So this is what it feels like to recap a game the St. Louis Cardinals won? It is nice. A breath of fresh air.
Don’t look now, but the Cardinals have put together a little five-game winning streak. Seriously, don’t look, because they are still ten games under .500, but they have to start somewhere. While the Nationals were not a good team, the Miami Marlins have a winning record and the Cardinals are putting together solid wins. They have a long way to go before we start discussing anything more, but right now I’ll just take the wins.
So how did they win this game? The biggest factor was putting together 11 hits on the day. Nolan Arenado stayed hot with a two-hit day. He had a rough start to the season, but has been able to climb out of it. As of June 1 he was hitting for a 101 wRC+, and that was actually after he had started to hit better. In the month of June he hit for a 159 wRC+ and even better in the month of July with a 204 wRC+. He singled in Paul Goldschmidt in the bottom of the first for the Cardinals first run of the day.
The other story of the game is coincidentally the other Nolan of the game, Nolan Gorman. He hit a tasty hanging changeup from Sandy Alcantara 105 mph and 419 feet in the stands for a three-run homer to give the Cardinals a 4-0 lead in the bottom of the first. He also hit a single in the bottom of the eighth to give the Cardinals a 6-2 lead.
Dakota Hudson started the game and gave up two-runs off five hits in three innings. He was replaced by Zack Thompson, who earned the win after two scoreless innings. Ryan Tepera replaced Andre Pallante who had pitched two and two-thirds innings of scoreless baseball for his second appearance with the Cardinals. Tepera got the strikeout from Jorge Solar to end the inning and then began the eighth by giving up a homer to Bryan De La Cruz on a slider down the middle of the plate. He settled in and coaxed the next three outs to finish the inning.

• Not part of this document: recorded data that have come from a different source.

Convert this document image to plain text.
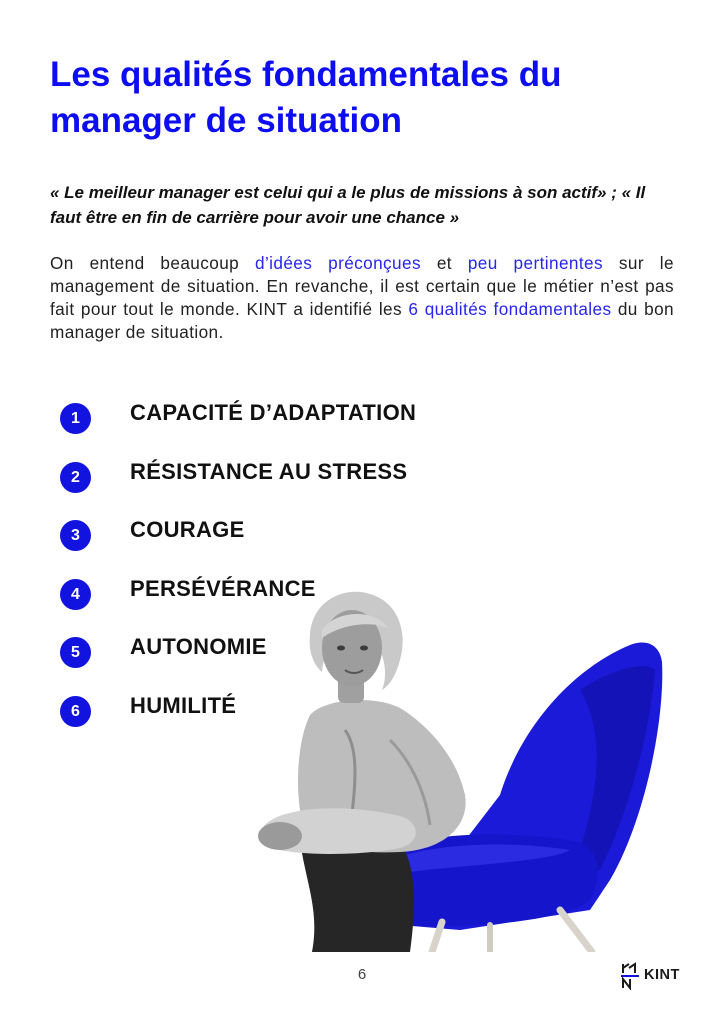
Les qualités fondamentales du manager de situation

« Le meilleur manager est celui qui a le plus de missions à son actif» ; « Il faut être en fin de carrière pour avoir une chance »

On entend beaucoup d’idées préconçues et peu pertinentes sur le management de situation. En revanche, il est certain que le métier n’est pas fait pour tout le monde. KINT a identifié les 6 qualités fondamentales du bon manager de situation.

1	CAPACITÉ D’ADAPTATION
2	RÉSISTANCE AU STRESS
3	COURAGE
4	PERSÉVÉRANCE
5	AUTONOMIE
6	HUMILITÉ
6	KINT
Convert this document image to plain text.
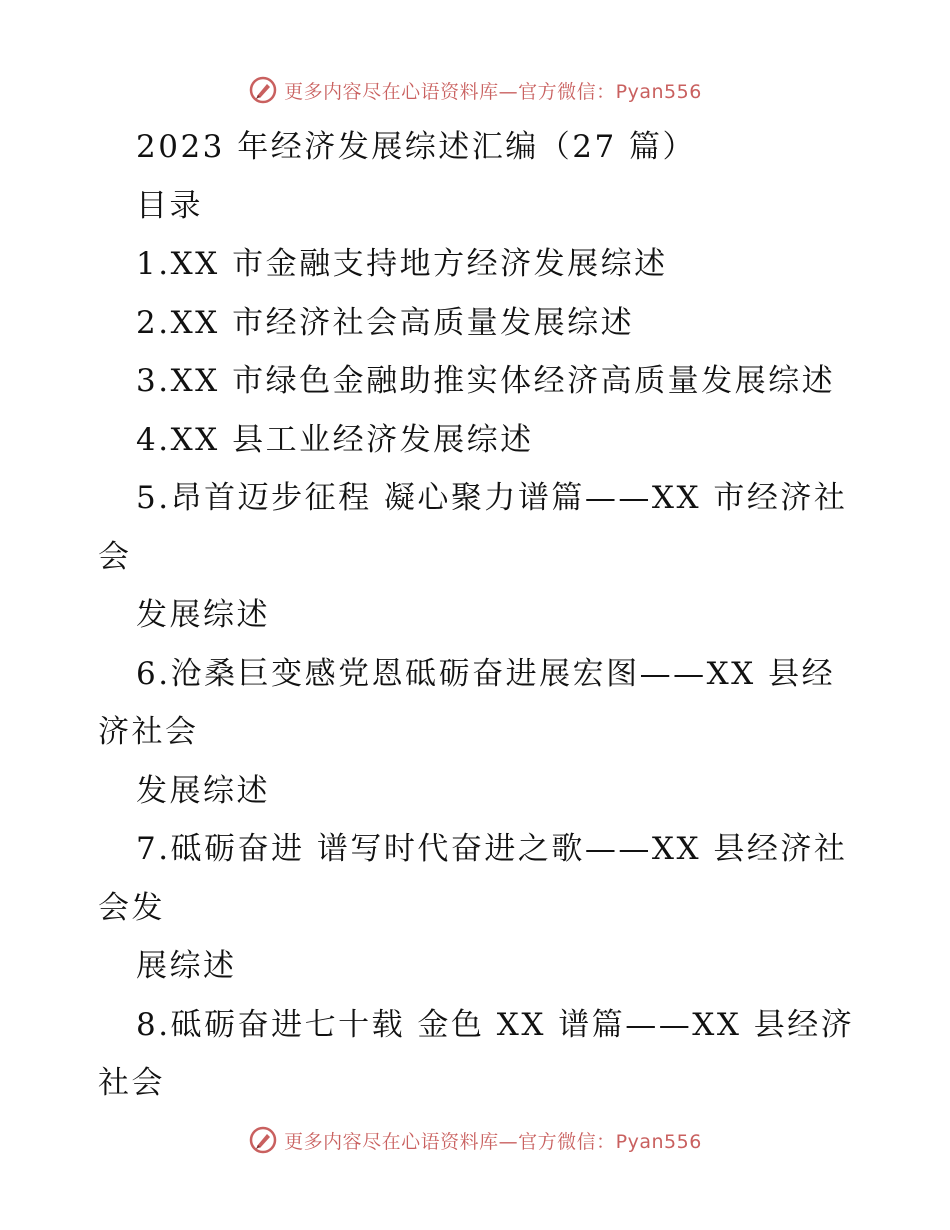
更多内容尽在心语资料库—官方微信：Pyan556
2023 年经济发展综述汇编（27 篇）
目录
1.XX 市金融支持地方经济发展综述
2.XX 市经济社会高质量发展综述
3.XX 市绿色金融助推实体经济高质量发展综述
4.XX 县工业经济发展综述
5.昂首迈步征程 凝心聚力谱篇——XX 市经济社
会
发展综述
6.沧桑巨变感党恩砥砺奋进展宏图——XX 县经
济社会
发展综述
7.砥砺奋进 谱写时代奋进之歌——XX 县经济社
会发
展综述
8.砥砺奋进七十载 金色 XX 谱篇——XX 县经济
社会
更多内容尽在心语资料库—官方微信：Pyan556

The Marlins earned their fourth run of the game off Chris Stratton on something that does not seem like a big deal, but kind of seems questionable — at least enough that I want to bring it up. With the Cardinals holding on to a 6-3 lead, Garrett Hampson began the inning with a single. Stratton got the next two outs, but the Hampson was allowed to take second base on “defensive indifference.” He then came around to score on a Luis Arraez double to make the game 6-4. In a way, I understand it because that run doesn’t matter, but I think the score is a bit too close to just give bases away. It seems like they should have been paying more attention to the runner, but what do you all think?
Tomorrow the Cardinals start a four-game series with the Chicago Cubs. With both teams being at the point they are at, it feels like a big series for them. I guess every game is pretty important if a team is to crawl out of this big of a hole, but even more so if a win for the Cardinals also means a loss for the team they are chasing. Will this energy keep rolling into this series or is momentum only as strong as the next game’s starter? We will find out!